Long on talent and enormous energy, Phranc has gone from punk rock to alterna-folk to impersonation and visual artistry and back to again to folk music. Following in the tracks laid by the humorous Goofyfoot EP, Milkman lightly teases, prickles and tickles from the opening bloomed-in-love freshness of “Twirly” (“Got a new girly/Who’s got a keychain as big as a house/La la lala…”) to “Cuffs”, an ode to the wide-upturned fold at the hem of her britches. Yet even the silliness reads refreshingly sincere, as with campfire singalong enthusiasm she sings “I like you ’cause yer not icky,” or when succeeding a C&W balladeer’s downbeat-accented acoustic lead-in, she earnestly warbles, “I’m so Ozzie, where’s my Harriet?”

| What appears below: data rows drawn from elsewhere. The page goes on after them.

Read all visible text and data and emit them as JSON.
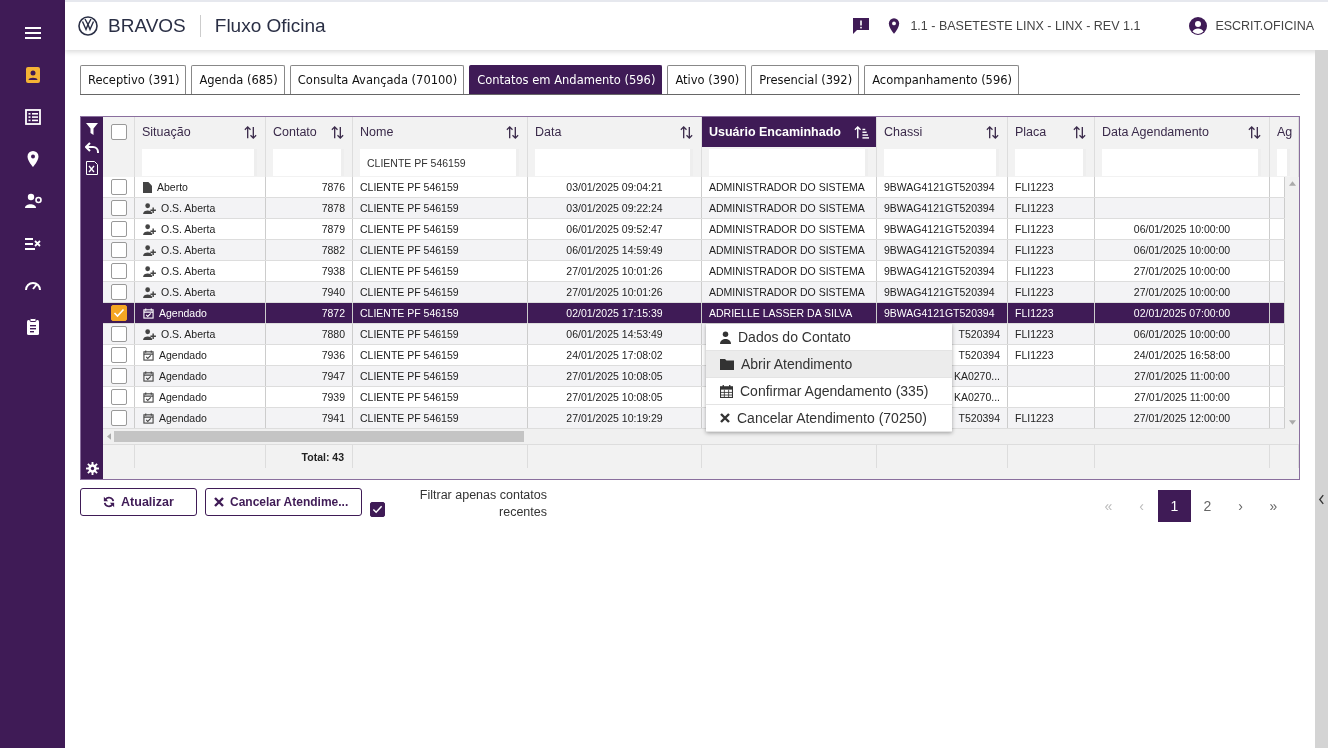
{
  "sidebar": {
    "items": [
      {
        "kind": "menu",
        "selected": false
      },
      {
        "kind": "contact",
        "selected": true
      },
      {
        "kind": "list",
        "selected": false
      },
      {
        "kind": "pin",
        "selected": false
      },
      {
        "kind": "user-gear",
        "selected": false
      },
      {
        "kind": "checklist",
        "selected": false
      },
      {
        "kind": "gauge",
        "selected": false
      },
      {
        "kind": "clipboard",
        "selected": false
      }
    ]
  },
  "header": {
    "brand": "BRAVOS",
    "title": "Fluxo Oficina",
    "location": "1.1 - BASETESTE LINX - LINX - REV 1.1",
    "user": "ESCRIT.OFICINA"
  },
  "tabs": [
    {
      "label": "Receptivo (391)",
      "selected": false
    },
    {
      "label": "Agenda (685)",
      "selected": false
    },
    {
      "label": "Consulta Avançada (70100)",
      "selected": false
    },
    {
      "label": "Contatos em Andamento (596)",
      "selected": true
    },
    {
      "label": "Ativo (390)",
      "selected": false
    },
    {
      "label": "Presencial (392)",
      "selected": false
    },
    {
      "label": "Acompanhamento (596)",
      "selected": false
    }
  ],
  "table": {
    "columns": [
      {
        "label": "Situação",
        "selected": false
      },
      {
        "label": "Contato",
        "selected": false
      },
      {
        "label": "Nome",
        "selected": false,
        "filter": "CLIENTE PF 546159"
      },
      {
        "label": "Data",
        "selected": false
      },
      {
        "label": "Usuário Encaminhado",
        "selected": true
      },
      {
        "label": "Chassi",
        "selected": false
      },
      {
        "label": "Placa",
        "selected": false
      },
      {
        "label": "Data Agendamento",
        "selected": false
      },
      {
        "label": "Ag",
        "selected": false
      }
    ],
    "select_all_checked": false,
    "rows": [
      {
        "checked": false,
        "selected": false,
        "kind": "open",
        "status": "Aberto",
        "contato": "7876",
        "nome": "CLIENTE PF 546159",
        "data": "03/01/2025 09:04:21",
        "usuario": "ADMINISTRADOR DO SISTEMA",
        "chassi": "9BWAG4121GT520394",
        "placa": "FLI1223"
      },
      {
        "checked": false,
        "selected": false,
        "kind": "os",
        "status": "O.S. Aberta",
        "contato": "7878",
        "nome": "CLIENTE PF 546159",
        "data": "03/01/2025 09:22:24",
        "usuario": "ADMINISTRADOR DO SISTEMA",
        "chassi": "9BWAG4121GT520394",
        "placa": "FLI1223"
      },
      {
        "checked": false,
        "selected": false,
        "kind": "os",
        "status": "O.S. Aberta",
        "contato": "7879",
        "nome": "CLIENTE PF 546159",
        "data": "06/01/2025 09:52:47",
        "usuario": "ADMINISTRADOR DO SISTEMA",
        "chassi": "9BWAG4121GT520394",
        "placa": "FLI1223",
        "agendamento": "06/01/2025 10:00:00"
      },
      {
        "checked": false,
        "selected": false,
        "kind": "os",
        "status": "O.S. Aberta",
        "contato": "7882",
        "nome": "CLIENTE PF 546159",
        "data": "06/01/2025 14:59:49",
        "usuario": "ADMINISTRADOR DO SISTEMA",
        "chassi": "9BWAG4121GT520394",
        "placa": "FLI1223",
        "agendamento": "06/01/2025 10:00:00"
      },
      {
        "checked": false,
        "selected": false,
        "kind": "os",
        "status": "O.S. Aberta",
        "contato": "7938",
        "nome": "CLIENTE PF 546159",
        "data": "27/01/2025 10:01:26",
        "usuario": "ADMINISTRADOR DO SISTEMA",
        "chassi": "9BWAG4121GT520394",
        "placa": "FLI1223",
        "agendamento": "27/01/2025 10:00:00"
      },
      {
        "checked": false,
        "selected": false,
        "kind": "os",
        "status": "O.S. Aberta",
        "contato": "7940",
        "nome": "CLIENTE PF 546159",
        "data": "27/01/2025 10:01:26",
        "usuario": "ADMINISTRADOR DO SISTEMA",
        "chassi": "9BWAG4121GT520394",
        "placa": "FLI1223",
        "agendamento": "27/01/2025 10:00:00"
      },
      {
        "checked": true,
        "selected": true,
        "kind": "scheduled",
        "status": "Agendado",
        "contato": "7872",
        "nome": "CLIENTE PF 546159",
        "data": "02/01/2025 17:15:39",
        "usuario": "ADRIELLE LASSER DA SILVA",
        "chassi": "9BWAG4121GT520394",
        "placa": "FLI1223",
        "agendamento": "02/01/2025 07:00:00"
      },
      {
        "checked": false,
        "selected": false,
        "kind": "os",
        "status": "O.S. Aberta",
        "contato": "7880",
        "nome": "CLIENTE PF 546159",
        "data": "06/01/2025 14:53:49",
        "chassi": "T520394",
        "chassi_partial": true,
        "placa": "FLI1223",
        "agendamento": "06/01/2025 10:00:00"
      },
      {
        "checked": false,
        "selected": false,
        "kind": "scheduled",
        "status": "Agendado",
        "contato": "7936",
        "nome": "CLIENTE PF 546159",
        "data": "24/01/2025 17:08:02",
        "chassi": "T520394",
        "chassi_partial": true,
        "placa": "FLI1223",
        "agendamento": "24/01/2025 16:58:00"
      },
      {
        "checked": false,
        "selected": false,
        "kind": "scheduled",
        "status": "Agendado",
        "contato": "7947",
        "nome": "CLIENTE PF 546159",
        "data": "27/01/2025 10:08:05",
        "chassi": "KA0270...",
        "chassi_partial": true,
        "agendamento": "27/01/2025 11:00:00"
      },
      {
        "checked": false,
        "selected": false,
        "kind": "scheduled",
        "status": "Agendado",
        "contato": "7939",
        "nome": "CLIENTE PF 546159",
        "data": "27/01/2025 10:08:05",
        "chassi": "KA0270...",
        "chassi_partial": true,
        "agendamento": "27/01/2025 11:00:00"
      },
      {
        "checked": false,
        "selected": false,
        "kind": "scheduled",
        "status": "Agendado",
        "contato": "7941",
        "nome": "CLIENTE PF 546159",
        "data": "27/01/2025 10:19:29",
        "chassi": "T520394",
        "chassi_partial": true,
        "placa": "FLI1223",
        "agendamento": "27/01/2025 12:00:00"
      }
    ],
    "total": "Total: 43"
  },
  "context_menu": {
    "items": [
      {
        "kind": "user",
        "label": "Dados do Contato",
        "selected": false
      },
      {
        "kind": "folder",
        "label": "Abrir Atendimento",
        "selected": true
      },
      {
        "kind": "calendar",
        "label": "Confirmar Agendamento (335)",
        "selected": false
      },
      {
        "kind": "cancel",
        "label": "Cancelar Atendimento (70250)",
        "selected": false
      }
    ]
  },
  "actions": [
    {
      "kind": "refresh",
      "label": "Atualizar"
    },
    {
      "kind": "cancel",
      "label": "Cancelar Atendime..."
    }
  ],
  "recent_filter": {
    "checked": true,
    "label": "Filtrar apenas contatos recentes"
  },
  "pagination": {
    "first": "«",
    "prev": "‹",
    "next": "›",
    "last": "»",
    "first_disabled": true,
    "prev_disabled": true,
    "next_disabled": false,
    "last_disabled": false,
    "pages": [
      {
        "label": "1",
        "selected": true
      },
      {
        "label": "2",
        "selected": false
      }
    ]
  }
}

While she shines most brightly on the two traditional folk songs, the delightfully vigorous “Tzena Tzena” and “The Handsome Cabin Boy”, a sweet ballad in which genders transmute, it is as a nuclear family member that Phranc musters up the most unforgettable material. Underneath all the obligatory blustery sex politics and gender-bender and right at the heart of the matter,
Phranc connects deeply and communicates most effectively when singing the three heartbreaking songs about the loss of her murdered brother. The everyday details of a shared childhood bring tremendous sorrow, as Phranc plaintively wonders about telling kids not to sit too close to the TV lest they go blind, while at the same time promising that all will be well, when it is so clearly not. The fiercely moving “Where Were You?”, on which the singer asks for help, is delivered from the place of longing that can only come after exhaustive confusion and rage, more plainly spoken on “Gary”: “Now I’m a sister to no one…/Don’t kill the fucker who killed my brother/ Punish him.”